Bir Ayrılış Yazısı

Makale

1992 yılında genç bir avukat olarak başladığım Türk Tabipleri Birliği Hukuk Danışmanlığı’ndan, pek çok keyifli ve kimi tatsız deneyim edinmiş, bütün bunlardan bir şeyler öğrenmiş olarak ayrılıyorum.

O tarihte, Merkez Konsey Başkanı Dr. Selim Ölçer, Genel Sekreteri Dr. Şükrü Hatun ve Konsey üyesi Dr. Haşmet Üner, yaptığımız görüşmede, Türk Tabipleri Birliği’nde yeni bir yapılanma planladıklarını; bir Hukuk Bürosu oluşturarak Türk Tabipleri Birliği çalışmalarına destek almak istediklerini anlattılar heyecanla. Böylece başladı…

Dün, Merkez Konsey Başkanı Dr. Şebnem K. Fincancı ve Genel Sekreteri Dr. Vedat Bulut ile yaptığımız görüşmede, Türk Tabipleri Birliği’nin içinde bulunduğu durumdan bahsederek, görülen lüzum üzerine, 1 Mayıs itibariyle benimle çalışmanın sona ereceğini söylediler. Böylece de bitiyor, resmi olarak… Türk Tabipleri Birliği’ndeki görevim resmen sona erse de ben her zaman elimden gelen tüm desteği vereceğim, hiç kuşkusuz.

Başlangıcın heyecanı ile böylesine bir bitişin hüznü arasındaki uzun dönemi düşündüm. Hekimlerin nöbetlerinin ücretlendirilmesi gerektiğine ilişkin bir mücadele başlatmıştık ilk olarak, başarısıyla gururlanmıştık. Sağlık hakkı, sağlık çalışanlarının çalışma şartlarının iyileştirilmesi ve demokratik bir ülke mücadelesi sürdü bütün bu dönem boyunca.

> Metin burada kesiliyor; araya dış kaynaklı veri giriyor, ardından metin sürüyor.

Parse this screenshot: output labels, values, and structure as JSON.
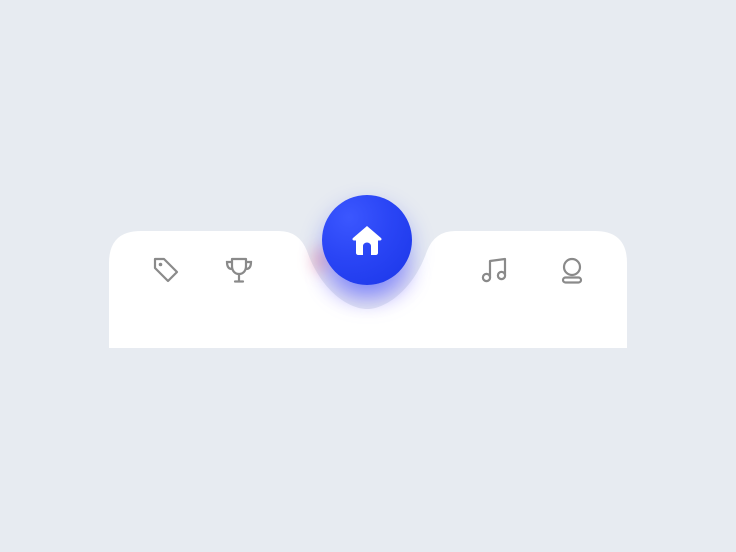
{
  "colors": {
    "background": "#e7ebf1",
    "bar": "#ffffff",
    "accent": "#2a45f5",
    "icon": "#8a8a8a",
    "home_icon": "#ffffff"
  },
  "nav": {
    "active": "home",
    "items": [
      {
        "id": "tag",
        "icon": "tag-icon"
      },
      {
        "id": "trophy",
        "icon": "trophy-icon"
      },
      {
        "id": "home",
        "icon": "home-icon"
      },
      {
        "id": "music",
        "icon": "music-note-icon"
      },
      {
        "id": "profile",
        "icon": "user-icon"
      }
    ]
  }
}
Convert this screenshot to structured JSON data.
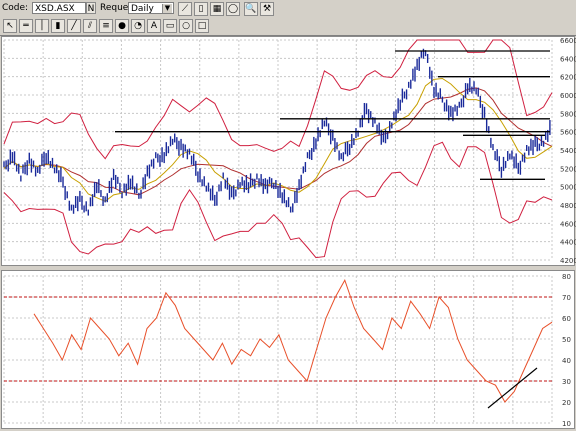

Hekimlerin şiddete uğraması, mesleki tutumları sebebiyle suçlanmaları ve cezalandırılmaları hep önceliğimiz oldu. Bunu yaparken, hastanın kelepçeli şekilde muayene edilmesini de muayene sırasında içeride güvenlik görevlilerinin bulunmasını da reddettik. Sağlık hizmetlerinin uygulama kurallarının bilimsel ölçütler yerine ekonomik kaygılarla alınan idari kararlarla belirlenmesine karşı çıktık. İşyeri hekimlerinin çalışma sürelerinden özerkliklerine kadar pek çok alanda söz söyleyip tutum alarak hekimlerin mesleki özerkliği ve hastanın güvenini korumaya çalıştık.

Hekimlik yapmayı yasaklayan kurallardan mecburi hizmete, atama ve yer değiştirme düzenlemelerinden performans ödemelerine kadar sağlık hakkı ve sağlık hizmetlerini ilgilendiren her alanda akılcı kural ve uygulamaları savunduk.

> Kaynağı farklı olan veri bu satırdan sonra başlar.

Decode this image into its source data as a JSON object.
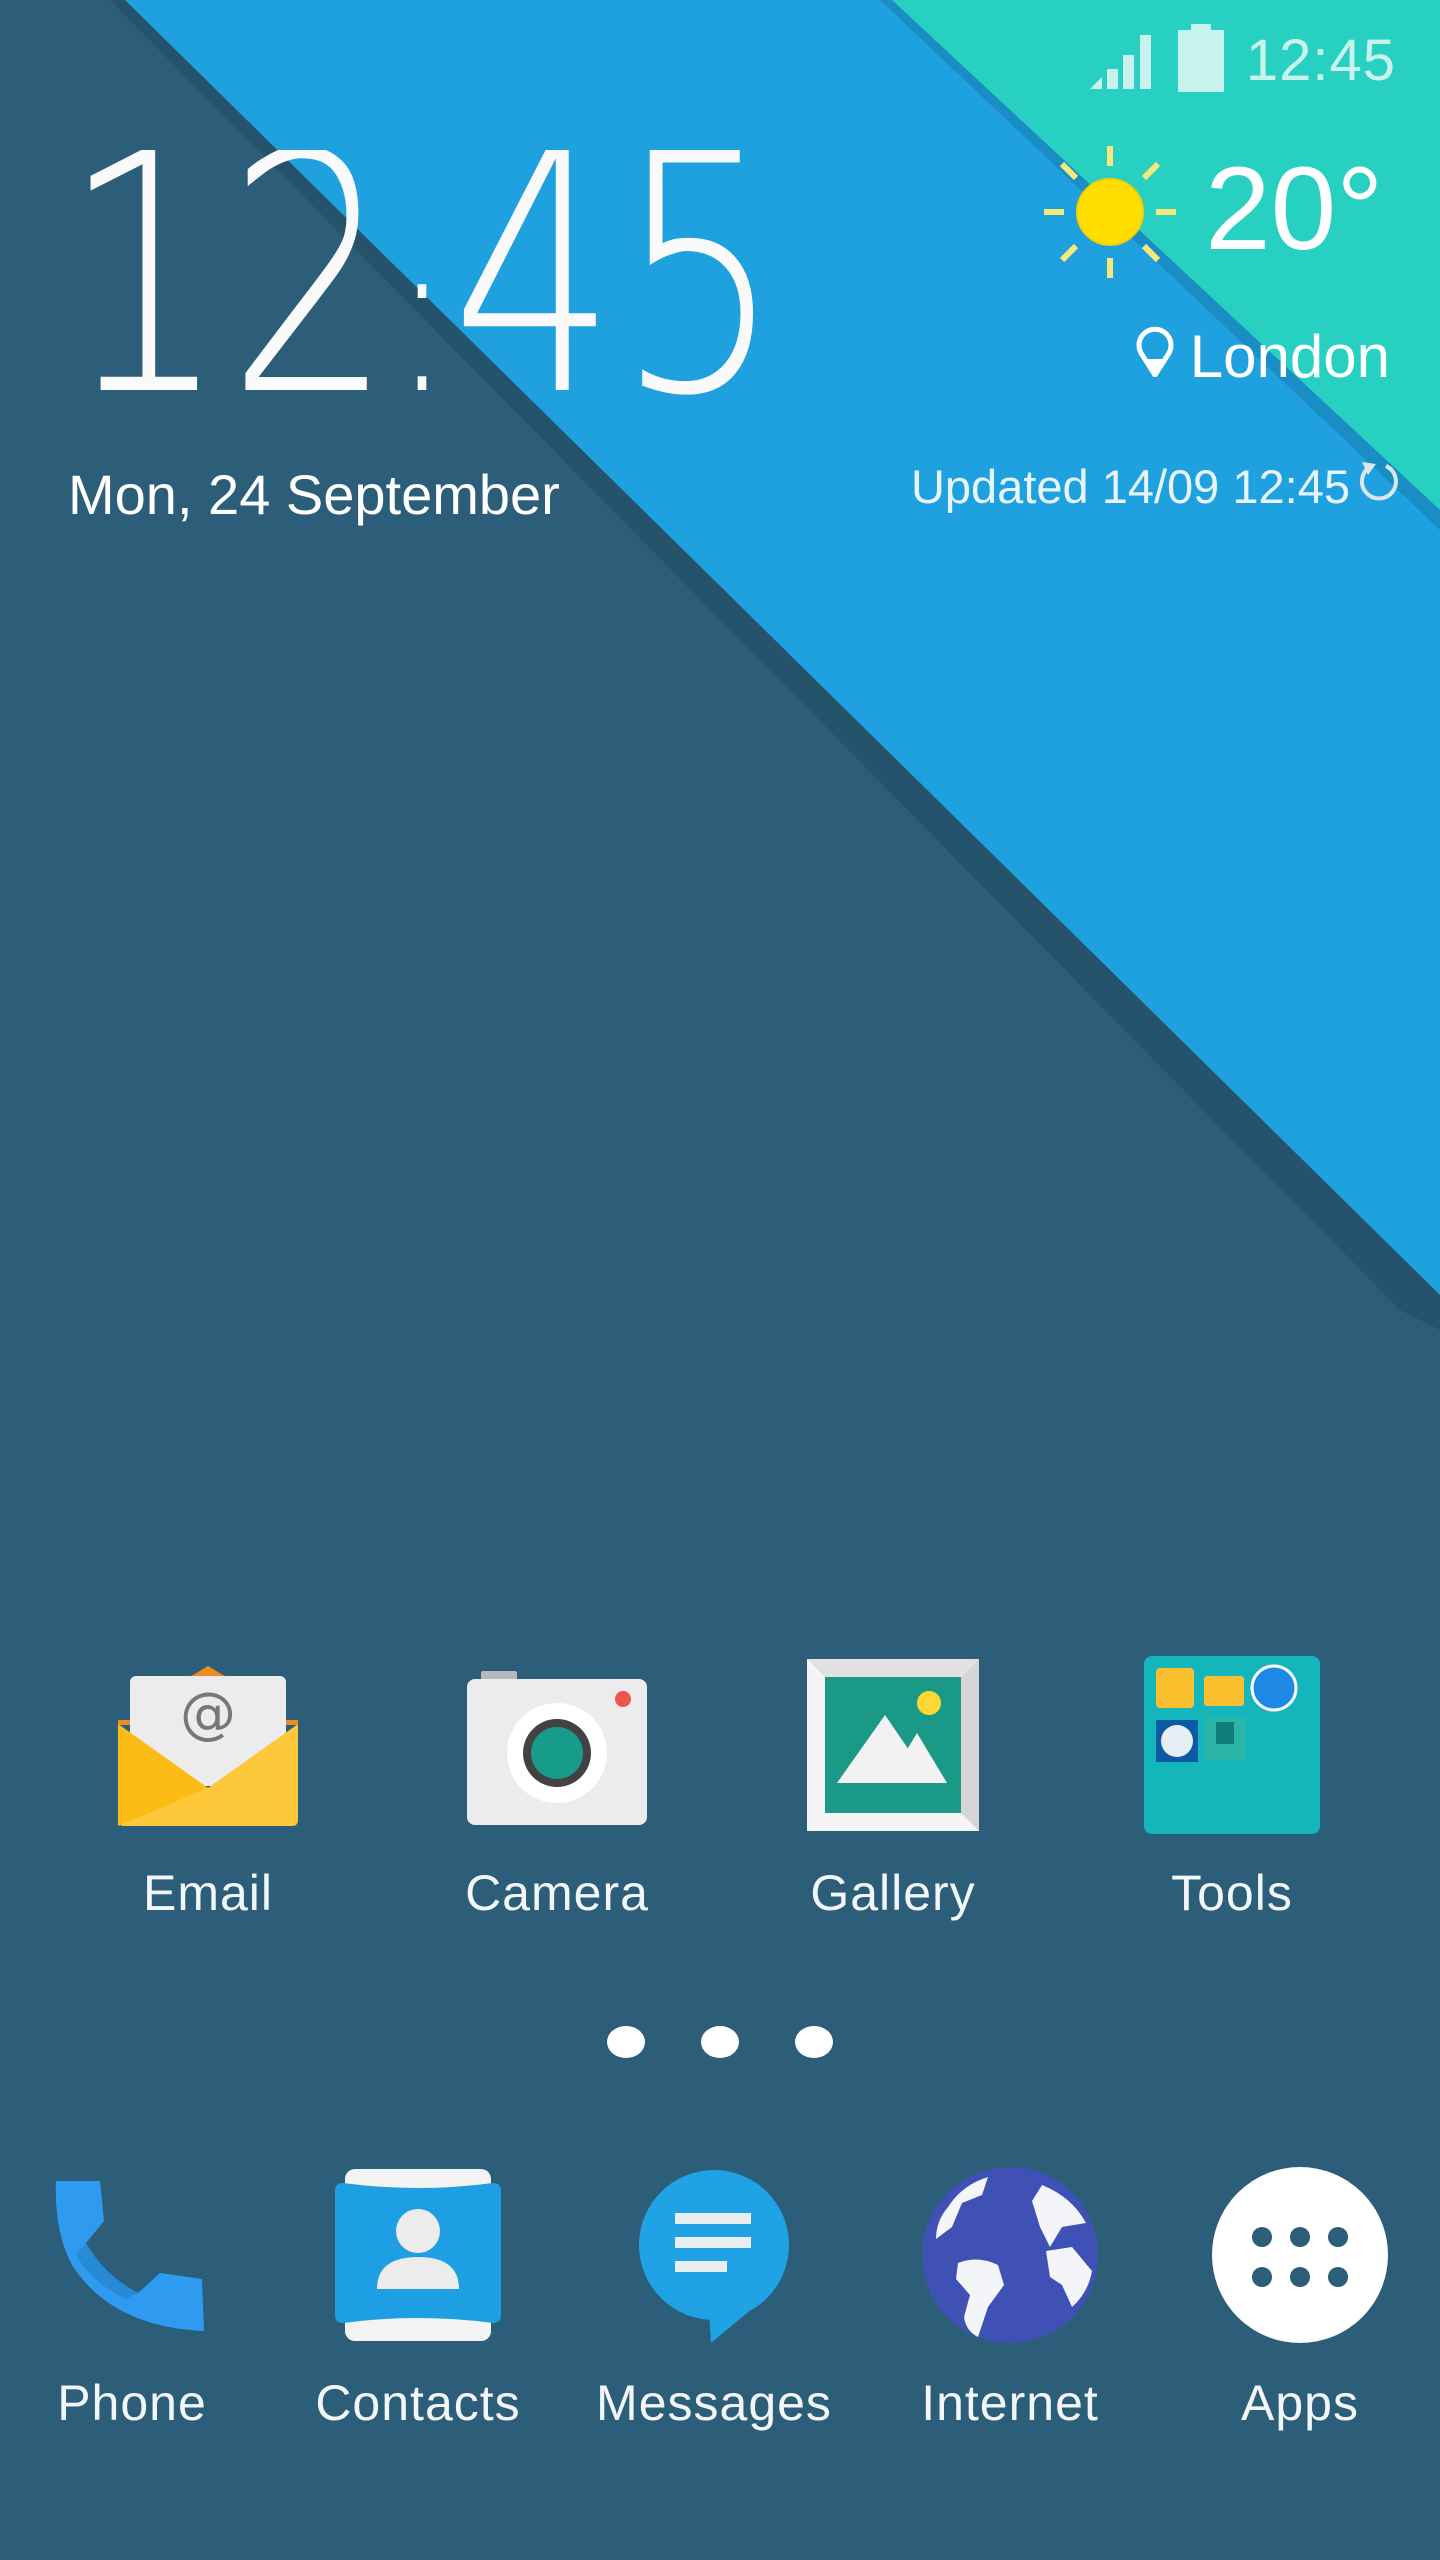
{
  "status_bar": {
    "signal_icon": "signal-strength-icon",
    "battery_icon": "battery-full-icon",
    "time": "12:45"
  },
  "clock_widget": {
    "time_hours": "12",
    "time_separator": ":",
    "time_minutes": "45",
    "date": "Mon, 24 September"
  },
  "weather_widget": {
    "condition_icon": "sunny-icon",
    "temperature": "20°",
    "location_icon": "location-pin-icon",
    "location": "London",
    "updated_text": "Updated 14/09 12:45",
    "refresh_icon": "refresh-icon"
  },
  "home_apps": [
    {
      "label": "Email",
      "icon": "email-icon"
    },
    {
      "label": "Camera",
      "icon": "camera-icon"
    },
    {
      "label": "Gallery",
      "icon": "gallery-icon"
    },
    {
      "label": "Tools",
      "icon": "folder-icon"
    }
  ],
  "page_indicator": {
    "pages": 3,
    "current": 1
  },
  "dock": [
    {
      "label": "Phone",
      "icon": "phone-icon"
    },
    {
      "label": "Contacts",
      "icon": "contacts-icon"
    },
    {
      "label": "Messages",
      "icon": "messages-icon"
    },
    {
      "label": "Internet",
      "icon": "internet-globe-icon"
    },
    {
      "label": "Apps",
      "icon": "app-drawer-icon"
    }
  ],
  "colors": {
    "background": "#2c5e7a",
    "stripe_blue": "#1fa0df",
    "stripe_teal": "#27d0c0",
    "sun": "#ffde00"
  }
}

Bütün bunları Türk Tabipleri Birliği yaptı. Ve ben bunun bir parçası olabildiğim için mutluyum; hepinize teşekkür ederim.

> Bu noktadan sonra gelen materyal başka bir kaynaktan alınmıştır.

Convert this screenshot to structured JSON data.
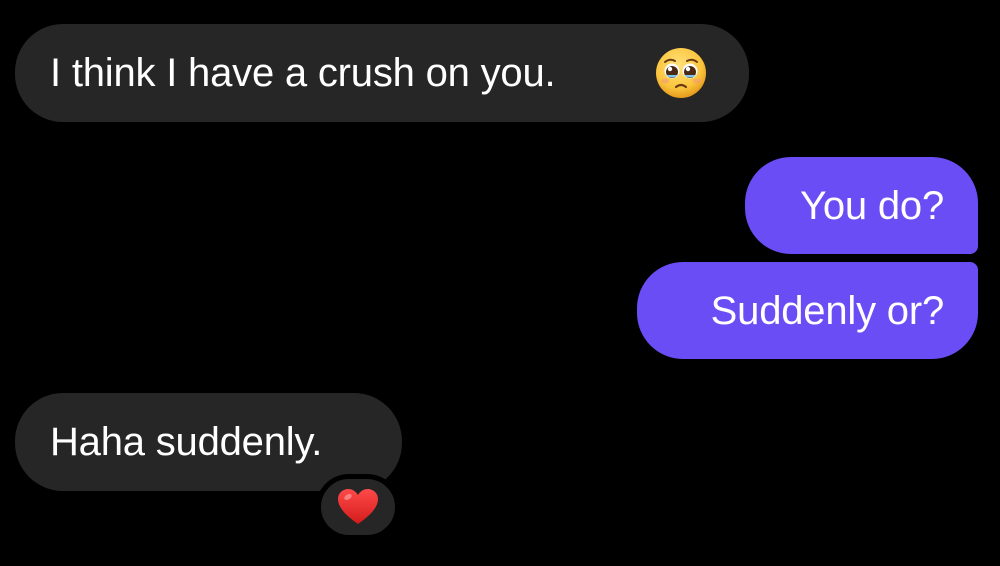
{
  "conversation": {
    "messages": [
      {
        "direction": "incoming",
        "text": "I think I have a crush on you.",
        "emoji": "pleading-face-icon"
      },
      {
        "direction": "outgoing",
        "text": "You do?"
      },
      {
        "direction": "outgoing",
        "text": "Suddenly or?"
      },
      {
        "direction": "incoming",
        "text": "Haha suddenly.",
        "reaction": "red-heart-icon"
      }
    ]
  },
  "colors": {
    "background": "#000000",
    "incoming_bubble": "#262626",
    "outgoing_bubble": "#6b4df5",
    "text": "#ffffff"
  }
}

Bu süreçte, her bakımdan destek olan, dostlukları ile yaşamı zenginleştiren, ülkemizin her yanındaki hekim dostlarıma, Türk Tabipleri Birliği’nin bugüne gelmesinde emeği olan bütün çalışanlarına, her kademesinde emek veren arkadaşlarımıza selam ve şükranlarımı sunuyorum.

Ve yitirdiklerimiz… Canım Füsun Abla, sevgili Ata Abi, emekçi dostum Oğuz Akın başta olmak üzere, yaşamını yitiren dostlarımızın anısı önünde saygıyla eğiliyorum.

Kar başladı dün gece, mevsimsiz. Bahar dallarının üzerine yağıyor. Çiçeklerini öldürse de yağan kar, can suyu olacak ağaçlara. Hiç kuşku yok, yaşam kazanacak.